What’s black and sits on top of the stairs?
Christopher Reeves in a house fire.
What’s black and sits on top of the stairs?
Christopher Reeves in a house fire.
Knock knock.
Who’s there?
Orange.
Orange who?
Orange you going to the movies tonight?
Want to know why parents don't get school shooting jokes?
Because they are aimed at a younger audience.
You got a black cat.
He was bad luck.
Everyone left you and you committed suicide.
What a CATastrophe!
I am funny.
Sharb Glarv Jug jug Milky Jar jar Pobbies Mm yum yum Rawr Big pooboes.
Jokes are rather funny.
I am trying to re-comment something that used to be on here, but is no longer on here.

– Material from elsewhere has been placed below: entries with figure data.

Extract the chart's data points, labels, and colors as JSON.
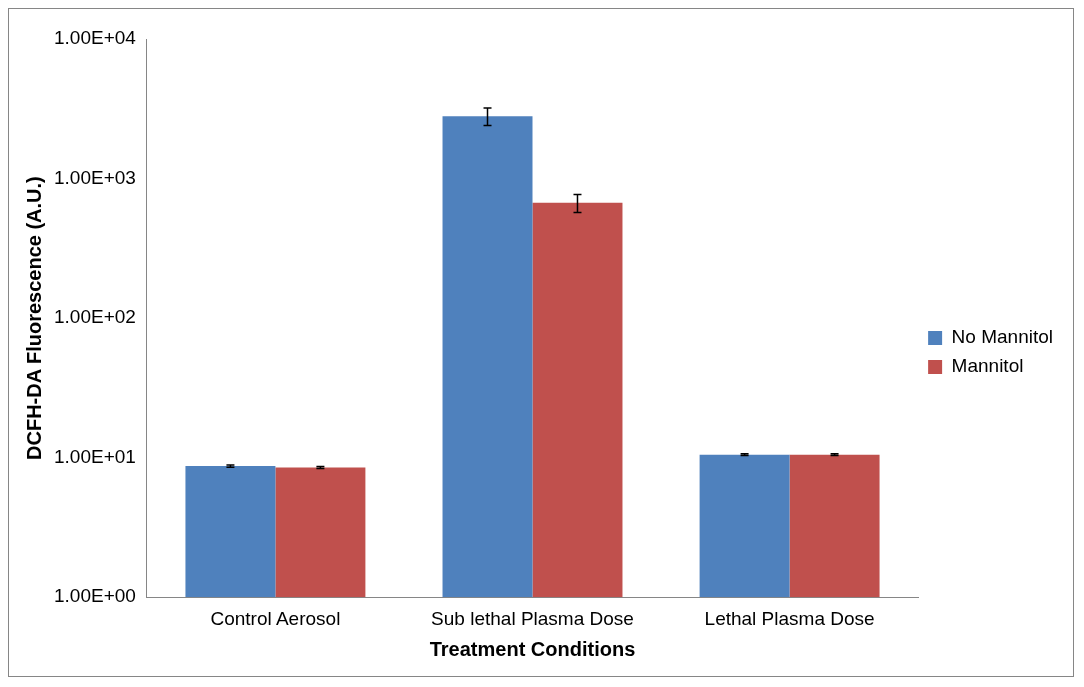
{
  "chart_data": {
    "type": "bar",
    "xlabel": "Treatment Conditions",
    "ylabel": "DCFH-DA Fluorescence (A.U.)",
    "categories": [
      "Control Aerosol",
      "Sub lethal Plasma Dose",
      "Lethal Plasma Dose"
    ],
    "series": [
      {
        "name": "No Mannitol",
        "color": "#4f81bd",
        "values": [
          8.7,
          2800,
          10.5
        ],
        "errors": [
          0.15,
          400,
          0.15
        ]
      },
      {
        "name": "Mannitol",
        "color": "#c0504d",
        "values": [
          8.5,
          670,
          10.5
        ],
        "errors": [
          0.15,
          100,
          0.15
        ]
      }
    ],
    "log": "y",
    "ylim": [
      1,
      10000
    ],
    "yticks": [
      {
        "value": 1,
        "label": "1.00E+00"
      },
      {
        "value": 10,
        "label": "1.00E+01"
      },
      {
        "value": 100,
        "label": "1.00E+02"
      },
      {
        "value": 1000,
        "label": "1.00E+03"
      },
      {
        "value": 10000,
        "label": "1.00E+04"
      }
    ],
    "grid": false,
    "legend": "right"
  }
}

Here are some rules to make a good joke:
1: Don't say “my life.”
2: Proofread your joke and make sure people can read it/have good grammar in it.
3: And don’t repost things (although this last one is hypocritical because this was me trying to repost something, but it is still a good rule to go by).
I was going to tell a joke about babies, but I decided to abort.
"Boom, quick; you have five seconds to give me three reasons to live." "1......2......3 .....4....5..." Did you notice you said nothing at all?
I think there will be many more jokes afoot! 👣
Why'd the chicken cross the road?
That doesn't matter, we need to get the best joker to go back to posting here, he was funny but now people say they are him and ruin his good name, he was the top of the charts for over a year, so screw all these chumps! Bring back THE REAL SPECIAL!!!
Also, the chicken dies in the end, ha ha, funny, whatever.